Pretrained word vectors give the embedding layer a stronger semantic starting point

v2 keeps the same LSTM classifier but changes how the embedding layer starts. Instead of learning every word representation from scratch, it loads GloVe vectors for the words it can match and leaves the rest random.

Why in this project

GloVe matched 15,814 of the 25,002 vocabulary entries (63.25%). That was enough to improve early learning and raise test accuracy from 81.91% to 84.48% without changing the rest of the architecture.

Lessons Learned

Padding can quietly destroy a sequence summary
The first naive implementation looked perfectly reasonable on paper, but the final hidden state was polluted by long padding tails.

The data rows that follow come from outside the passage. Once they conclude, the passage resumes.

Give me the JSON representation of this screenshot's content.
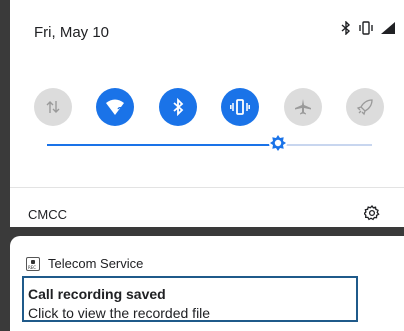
{
  "status": {
    "date": "Fri, May 10",
    "icons": [
      "bluetooth-icon",
      "vibrate-icon",
      "signal-icon"
    ]
  },
  "quick_tiles": [
    {
      "name": "mobile-data",
      "icon": "data-arrows-icon",
      "state": "off"
    },
    {
      "name": "wifi",
      "icon": "wifi-question-icon",
      "state": "on"
    },
    {
      "name": "bluetooth",
      "icon": "bluetooth-icon",
      "state": "on"
    },
    {
      "name": "vibrate",
      "icon": "vibrate-icon",
      "state": "on"
    },
    {
      "name": "airplane-mode",
      "icon": "airplane-icon",
      "state": "off"
    },
    {
      "name": "rocket",
      "icon": "rocket-icon",
      "state": "off"
    }
  ],
  "brightness": {
    "level": 0.71
  },
  "carrier": {
    "name": "CMCC"
  },
  "notification": {
    "app_name": "Telecom Service",
    "title": "Call recording saved",
    "text": "Click to view the recorded file"
  },
  "colors": {
    "accent": "#1a73e8",
    "tile_off": "#dcdcdc",
    "highlight_border": "#1f5a8a"
  }
}
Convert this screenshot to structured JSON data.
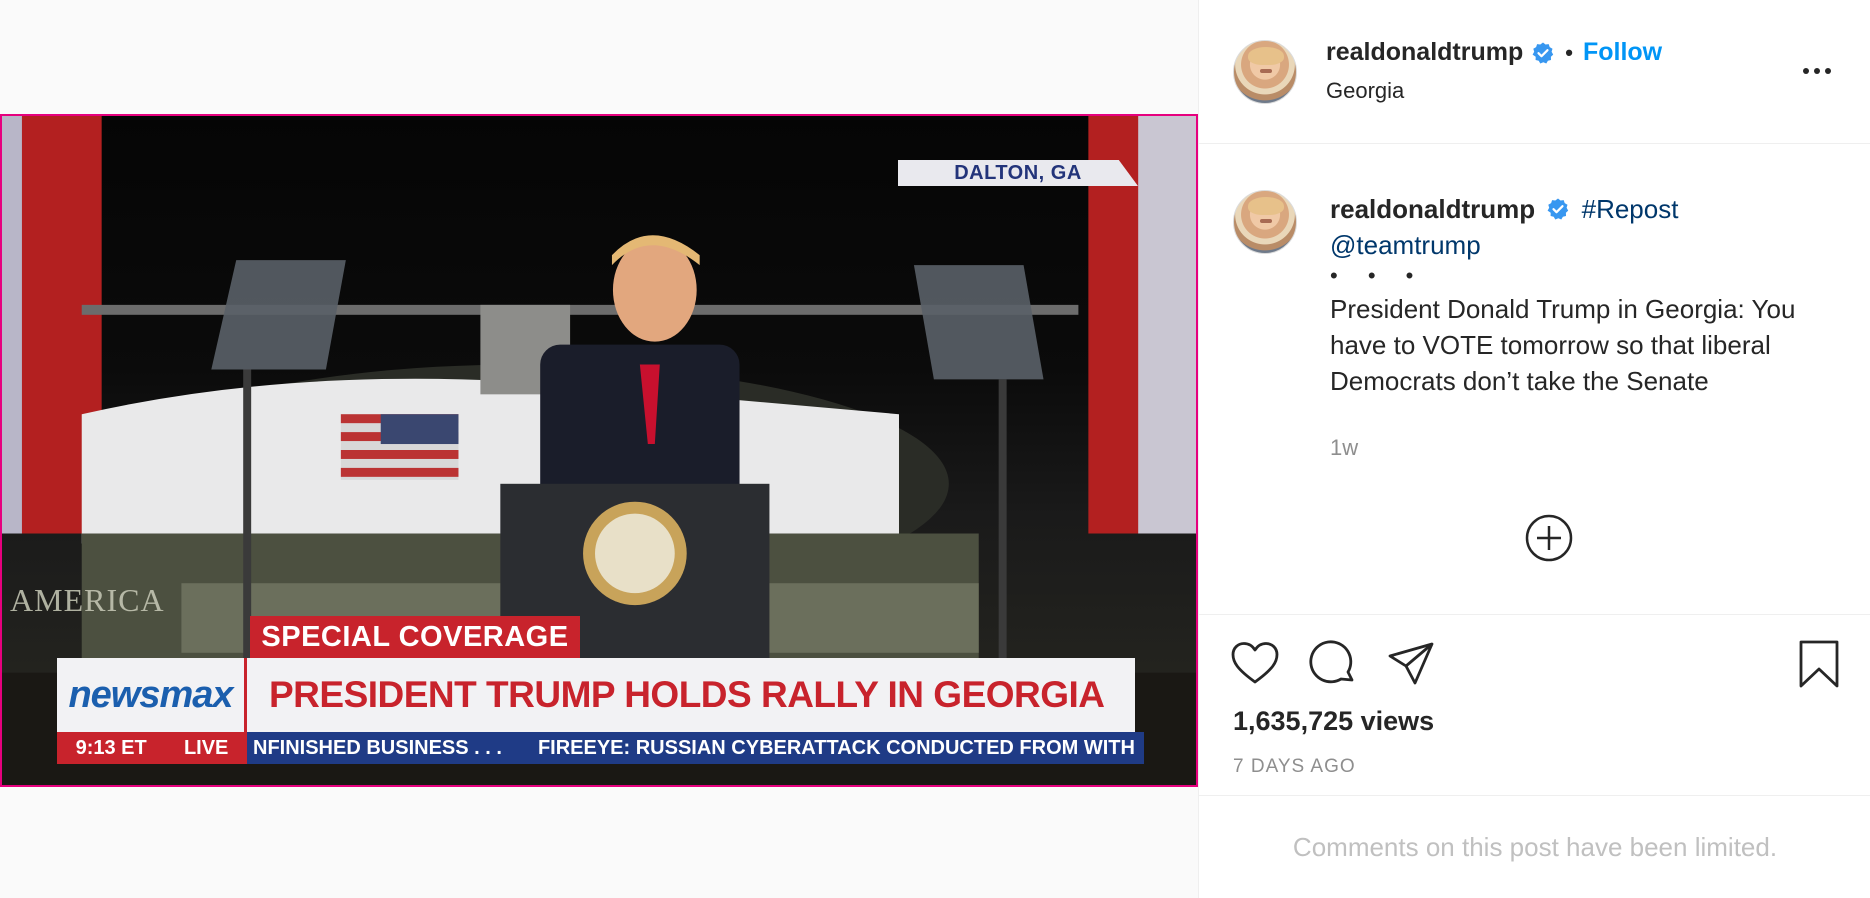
{
  "colors": {
    "accent": "#0095f6",
    "hashtag": "#00376b",
    "muted": "#8e8e8e",
    "video_border": "#e6007e",
    "network_red": "#c8232c",
    "network_blue": "#1f3b86"
  },
  "video": {
    "dateline": "DALTON, GA",
    "backdrop_text": "AMERICA",
    "special_label": "SPECIAL COVERAGE",
    "brand": "newsmax",
    "headline": "PRESIDENT TRUMP HOLDS RALLY IN GEORGIA",
    "ticker": {
      "time": "9:13 ET",
      "live": "LIVE",
      "item_1": "NFINISHED BUSINESS . . .",
      "item_2": "FIREEYE: RUSSIAN CYBERATTACK CONDUCTED FROM WITH"
    }
  },
  "header": {
    "username": "realdonaldtrump",
    "verified_icon": "verified-badge-icon",
    "separator": "•",
    "follow_label": "Follow",
    "location": "Georgia",
    "more_icon": "more-options-icon"
  },
  "caption": {
    "username": "realdonaldtrump",
    "hashtag": "#Repost",
    "mention": "@teamtrump",
    "dots": "• • •",
    "text": "President Donald Trump in Georgia: You have to VOTE tomorrow so that liberal Democrats don’t take the Senate",
    "time": "1w",
    "load_more_icon": "plus-circle-icon"
  },
  "actions": {
    "icons": [
      "heart-icon",
      "comment-icon",
      "share-icon",
      "bookmark-icon"
    ],
    "views": "1,635,725 views",
    "posted": "7 DAYS AGO"
  },
  "comments": {
    "limited_notice": "Comments on this post have been limited."
  }
}
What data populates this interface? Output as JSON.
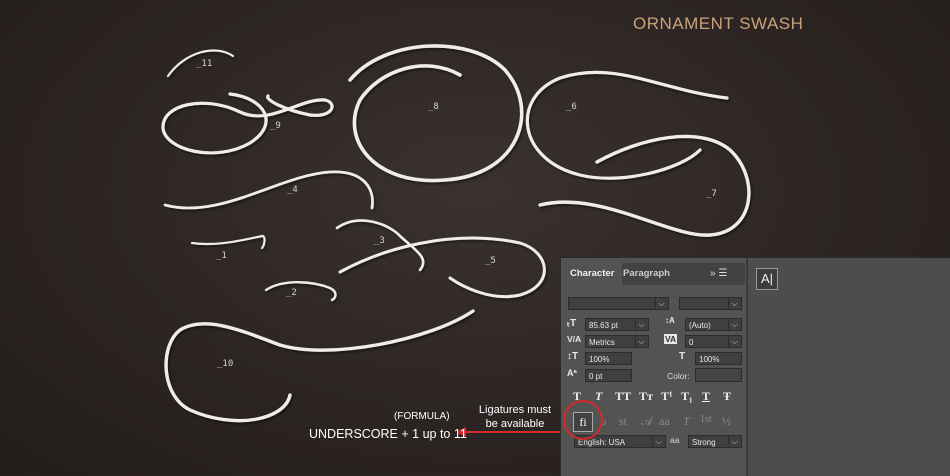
{
  "title": "ORNAMENT SWASH",
  "swash_labels": {
    "l1": "_1",
    "l2": "_2",
    "l3": "_3",
    "l4": "_4",
    "l5": "_5",
    "l6": "_6",
    "l7": "_7",
    "l8": "_8",
    "l9": "_9",
    "l10": "_10",
    "l11": "_11"
  },
  "formula_note": {
    "heading": "(FORMULA)",
    "text": "UNDERSCORE + 1 up to 11"
  },
  "ligature_note": {
    "line1": "Ligatures must",
    "line2": "be available"
  },
  "panel": {
    "tabs": [
      "Character",
      "Paragraph"
    ],
    "menu_icons": "»  ☰",
    "side_button": "A|",
    "font_family": "",
    "font_style": "",
    "size": "85.63 pt",
    "leading": "(Auto)",
    "kerning": "Metrics",
    "tracking": "0",
    "vertical_scale": "100%",
    "horizontal_scale": "100%",
    "baseline_shift": "0 pt",
    "color_label": "Color:",
    "language": "English: USA",
    "antialias_icon": "aa",
    "antialias": "Strong",
    "style_glyphs": [
      "T",
      "T",
      "TT",
      "Tт",
      "T¹",
      "T₁",
      "T",
      "Ŧ"
    ],
    "opentype_glyphs": [
      "fi",
      "ℴ",
      "st",
      "𝒜",
      "aa",
      "T",
      "1st",
      "½"
    ]
  },
  "colors": {
    "accent": "#c9a27a",
    "highlight": "#d42a2a",
    "swash": "#f1ece4"
  }
}
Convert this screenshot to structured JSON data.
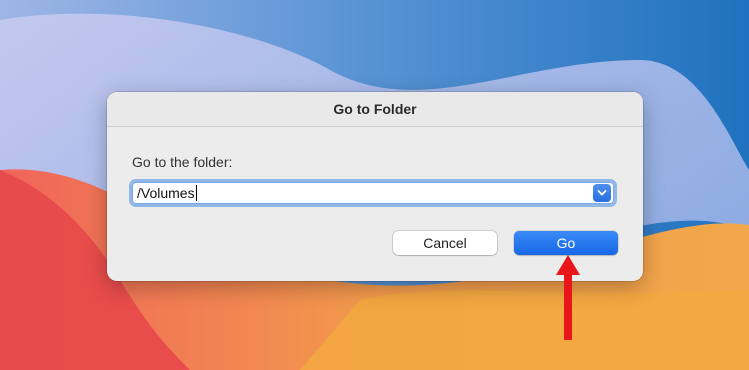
{
  "dialog": {
    "title": "Go to Folder",
    "prompt": "Go to the folder:",
    "path_value": "/Volumes",
    "cancel_label": "Cancel",
    "go_label": "Go"
  },
  "icons": {
    "dropdown": "chevron-down-icon",
    "annotation": "red-arrow-icon"
  },
  "colors": {
    "accent": "#1f6fe8",
    "annotation": "#e8151b"
  }
}
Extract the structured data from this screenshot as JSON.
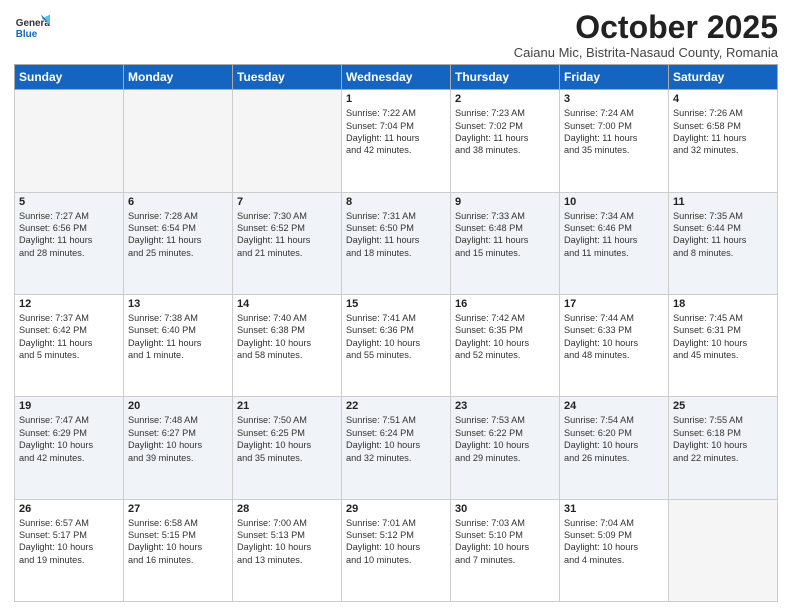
{
  "header": {
    "logo_general": "General",
    "logo_blue": "Blue",
    "title": "October 2025",
    "subtitle": "Caianu Mic, Bistrita-Nasaud County, Romania"
  },
  "days_of_week": [
    "Sunday",
    "Monday",
    "Tuesday",
    "Wednesday",
    "Thursday",
    "Friday",
    "Saturday"
  ],
  "weeks": [
    [
      {
        "day": "",
        "lines": [],
        "empty": true
      },
      {
        "day": "",
        "lines": [],
        "empty": true
      },
      {
        "day": "",
        "lines": [],
        "empty": true
      },
      {
        "day": "1",
        "lines": [
          "Sunrise: 7:22 AM",
          "Sunset: 7:04 PM",
          "Daylight: 11 hours",
          "and 42 minutes."
        ],
        "empty": false
      },
      {
        "day": "2",
        "lines": [
          "Sunrise: 7:23 AM",
          "Sunset: 7:02 PM",
          "Daylight: 11 hours",
          "and 38 minutes."
        ],
        "empty": false
      },
      {
        "day": "3",
        "lines": [
          "Sunrise: 7:24 AM",
          "Sunset: 7:00 PM",
          "Daylight: 11 hours",
          "and 35 minutes."
        ],
        "empty": false
      },
      {
        "day": "4",
        "lines": [
          "Sunrise: 7:26 AM",
          "Sunset: 6:58 PM",
          "Daylight: 11 hours",
          "and 32 minutes."
        ],
        "empty": false
      }
    ],
    [
      {
        "day": "5",
        "lines": [
          "Sunrise: 7:27 AM",
          "Sunset: 6:56 PM",
          "Daylight: 11 hours",
          "and 28 minutes."
        ],
        "empty": false
      },
      {
        "day": "6",
        "lines": [
          "Sunrise: 7:28 AM",
          "Sunset: 6:54 PM",
          "Daylight: 11 hours",
          "and 25 minutes."
        ],
        "empty": false
      },
      {
        "day": "7",
        "lines": [
          "Sunrise: 7:30 AM",
          "Sunset: 6:52 PM",
          "Daylight: 11 hours",
          "and 21 minutes."
        ],
        "empty": false
      },
      {
        "day": "8",
        "lines": [
          "Sunrise: 7:31 AM",
          "Sunset: 6:50 PM",
          "Daylight: 11 hours",
          "and 18 minutes."
        ],
        "empty": false
      },
      {
        "day": "9",
        "lines": [
          "Sunrise: 7:33 AM",
          "Sunset: 6:48 PM",
          "Daylight: 11 hours",
          "and 15 minutes."
        ],
        "empty": false
      },
      {
        "day": "10",
        "lines": [
          "Sunrise: 7:34 AM",
          "Sunset: 6:46 PM",
          "Daylight: 11 hours",
          "and 11 minutes."
        ],
        "empty": false
      },
      {
        "day": "11",
        "lines": [
          "Sunrise: 7:35 AM",
          "Sunset: 6:44 PM",
          "Daylight: 11 hours",
          "and 8 minutes."
        ],
        "empty": false
      }
    ],
    [
      {
        "day": "12",
        "lines": [
          "Sunrise: 7:37 AM",
          "Sunset: 6:42 PM",
          "Daylight: 11 hours",
          "and 5 minutes."
        ],
        "empty": false
      },
      {
        "day": "13",
        "lines": [
          "Sunrise: 7:38 AM",
          "Sunset: 6:40 PM",
          "Daylight: 11 hours",
          "and 1 minute."
        ],
        "empty": false
      },
      {
        "day": "14",
        "lines": [
          "Sunrise: 7:40 AM",
          "Sunset: 6:38 PM",
          "Daylight: 10 hours",
          "and 58 minutes."
        ],
        "empty": false
      },
      {
        "day": "15",
        "lines": [
          "Sunrise: 7:41 AM",
          "Sunset: 6:36 PM",
          "Daylight: 10 hours",
          "and 55 minutes."
        ],
        "empty": false
      },
      {
        "day": "16",
        "lines": [
          "Sunrise: 7:42 AM",
          "Sunset: 6:35 PM",
          "Daylight: 10 hours",
          "and 52 minutes."
        ],
        "empty": false
      },
      {
        "day": "17",
        "lines": [
          "Sunrise: 7:44 AM",
          "Sunset: 6:33 PM",
          "Daylight: 10 hours",
          "and 48 minutes."
        ],
        "empty": false
      },
      {
        "day": "18",
        "lines": [
          "Sunrise: 7:45 AM",
          "Sunset: 6:31 PM",
          "Daylight: 10 hours",
          "and 45 minutes."
        ],
        "empty": false
      }
    ],
    [
      {
        "day": "19",
        "lines": [
          "Sunrise: 7:47 AM",
          "Sunset: 6:29 PM",
          "Daylight: 10 hours",
          "and 42 minutes."
        ],
        "empty": false
      },
      {
        "day": "20",
        "lines": [
          "Sunrise: 7:48 AM",
          "Sunset: 6:27 PM",
          "Daylight: 10 hours",
          "and 39 minutes."
        ],
        "empty": false
      },
      {
        "day": "21",
        "lines": [
          "Sunrise: 7:50 AM",
          "Sunset: 6:25 PM",
          "Daylight: 10 hours",
          "and 35 minutes."
        ],
        "empty": false
      },
      {
        "day": "22",
        "lines": [
          "Sunrise: 7:51 AM",
          "Sunset: 6:24 PM",
          "Daylight: 10 hours",
          "and 32 minutes."
        ],
        "empty": false
      },
      {
        "day": "23",
        "lines": [
          "Sunrise: 7:53 AM",
          "Sunset: 6:22 PM",
          "Daylight: 10 hours",
          "and 29 minutes."
        ],
        "empty": false
      },
      {
        "day": "24",
        "lines": [
          "Sunrise: 7:54 AM",
          "Sunset: 6:20 PM",
          "Daylight: 10 hours",
          "and 26 minutes."
        ],
        "empty": false
      },
      {
        "day": "25",
        "lines": [
          "Sunrise: 7:55 AM",
          "Sunset: 6:18 PM",
          "Daylight: 10 hours",
          "and 22 minutes."
        ],
        "empty": false
      }
    ],
    [
      {
        "day": "26",
        "lines": [
          "Sunrise: 6:57 AM",
          "Sunset: 5:17 PM",
          "Daylight: 10 hours",
          "and 19 minutes."
        ],
        "empty": false
      },
      {
        "day": "27",
        "lines": [
          "Sunrise: 6:58 AM",
          "Sunset: 5:15 PM",
          "Daylight: 10 hours",
          "and 16 minutes."
        ],
        "empty": false
      },
      {
        "day": "28",
        "lines": [
          "Sunrise: 7:00 AM",
          "Sunset: 5:13 PM",
          "Daylight: 10 hours",
          "and 13 minutes."
        ],
        "empty": false
      },
      {
        "day": "29",
        "lines": [
          "Sunrise: 7:01 AM",
          "Sunset: 5:12 PM",
          "Daylight: 10 hours",
          "and 10 minutes."
        ],
        "empty": false
      },
      {
        "day": "30",
        "lines": [
          "Sunrise: 7:03 AM",
          "Sunset: 5:10 PM",
          "Daylight: 10 hours",
          "and 7 minutes."
        ],
        "empty": false
      },
      {
        "day": "31",
        "lines": [
          "Sunrise: 7:04 AM",
          "Sunset: 5:09 PM",
          "Daylight: 10 hours",
          "and 4 minutes."
        ],
        "empty": false
      },
      {
        "day": "",
        "lines": [],
        "empty": true
      }
    ]
  ]
}
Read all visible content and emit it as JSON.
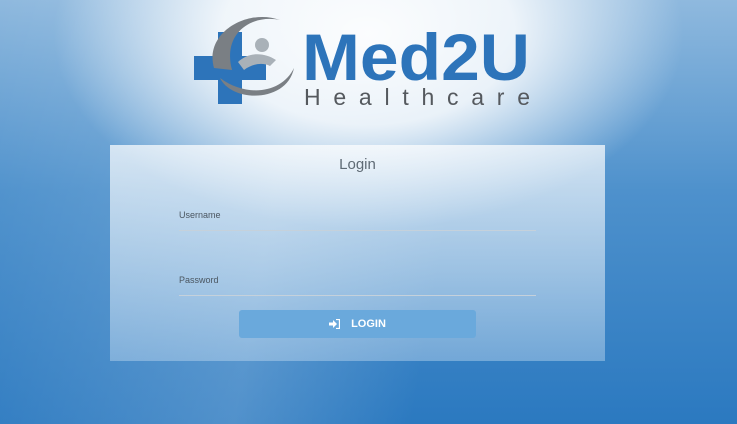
{
  "brand": {
    "name": "Med2U",
    "tagline": "Healthcare",
    "colors": {
      "primary": "#2d74ba",
      "tagline": "#55595e",
      "swoosh": "#7a7f84"
    }
  },
  "login": {
    "title": "Login",
    "username_label": "Username",
    "username_value": "",
    "password_label": "Password",
    "password_value": "",
    "button_label": "LOGIN",
    "button_icon": "sign-in-icon"
  }
}
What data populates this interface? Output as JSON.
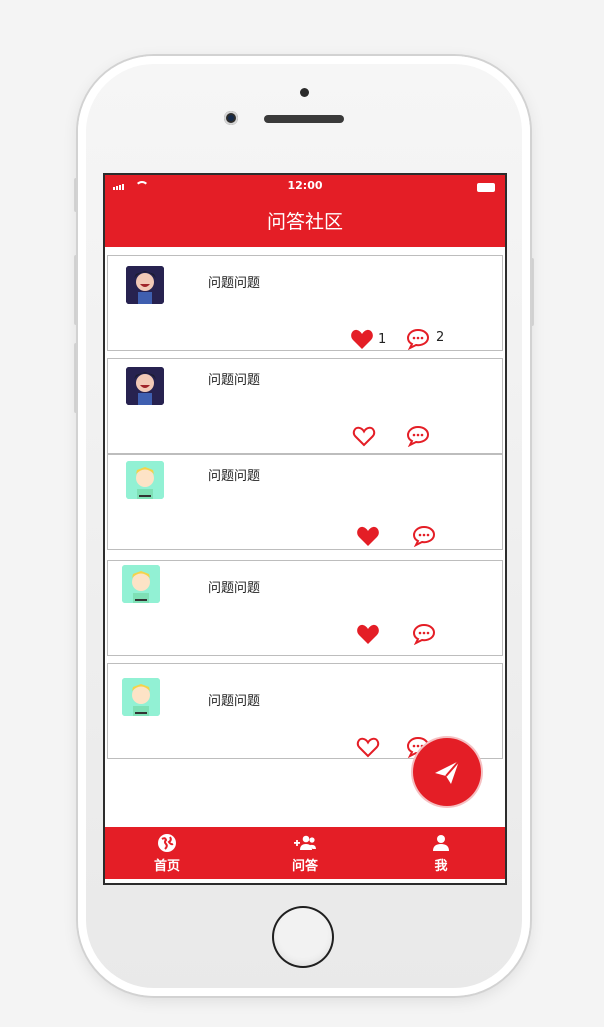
{
  "status_bar": {
    "time": "12:00"
  },
  "header": {
    "title": "问答社区"
  },
  "posts": [
    {
      "text": "问题问题",
      "liked": true,
      "like_count": "1",
      "comment_count": "2",
      "avatar": "dark-avatar"
    },
    {
      "text": "问题问题",
      "liked": false,
      "like_count": "",
      "comment_count": "",
      "avatar": "dark-avatar"
    },
    {
      "text": "问题问题",
      "liked": true,
      "like_count": "",
      "comment_count": "",
      "avatar": "mint-avatar"
    },
    {
      "text": "问题问题",
      "liked": true,
      "like_count": "",
      "comment_count": "",
      "avatar": "mint-avatar"
    },
    {
      "text": "问题问题",
      "liked": false,
      "like_count": "",
      "comment_count": "",
      "avatar": "mint-avatar"
    }
  ],
  "fab": {
    "icon": "send-icon"
  },
  "tabbar": {
    "items": [
      {
        "label": "首页",
        "icon": "globe-icon"
      },
      {
        "label": "问答",
        "icon": "add-user-icon"
      },
      {
        "label": "我",
        "icon": "user-icon"
      }
    ]
  },
  "colors": {
    "accent": "#e41e26"
  }
}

Packed sequences fixed the real bug, not just the speed.
The output/loss/metric trio must match the task
This project moved from multi-class argmax and perplexity to one-logit binary classification with sigmoid thresholding, accuracy, and confusion-matrix analysis.
Error analysis revealed a real bias pattern
v1 leaned too positive. v2 reduced that false-positive bias substantially, which suggests that better word representations help the model resist shallow local praise cues.
Pretrained embeddings help, but they do not solve everything
GloVe gave a meaningful gain over the baseline, especially early in training, but the model still struggles with formal tone, mixed sentiment, and socially heavy positive reviews.
Frozen pretrained features are useful, but trainable ones are better here
v3 still beat the scratch baseline, which shows that pretrained semantics help by themselves. But the best result came from letting GloVe adapt to the IMDB task, not from keeping it fixed.
Simple preprocessing still teaches core NLP ideas
Whitespace tokenization and a top-25k vocabulary are not fancy, but they are enough to make vocab building, unknown tokens, padding, variable-length handling, and sequence summarization concrete.
v2 improves the baseline, but sequence understanding is still the real bottleneck
The main gain from v2 came from better word representations. The next major jump will likely require a stronger sequence encoder or a cleaner representation experiment rather than just longer training.

The Full Journey

ProjectDomainKey MetricArchitecture Highlight
1. MNIST CNNImage Classification99.35% accConv + Pool + FC basics
2. CIFAR-10 CNNImage Classification81.04% accBatchNorm, LR Scheduler, scratch ceiling
3. Transfer LearningImage Classification96.60% accResNet18, freeze/unfreeze, fine-tuning
4. RNN ShakespeareText Generation6.33 perplexityHidden state, BPTT, temperature
5. LSTM SentimentText Classification84.48% accWord embeddings, packed LSTM, GloVe initialization

From image classification to sequence generation, then from sequence generation to sequence understanding. Each project responds directly to a limitation exposed by the previous one.

What's Next

Project 5 now has a clean final story: padding correctness mattered, pretrained embeddings helped, and trainable GloVe beat frozen GloVe. That makes this a strong stopping point for the LSTM project, and the next natural move is Transformer from scratch.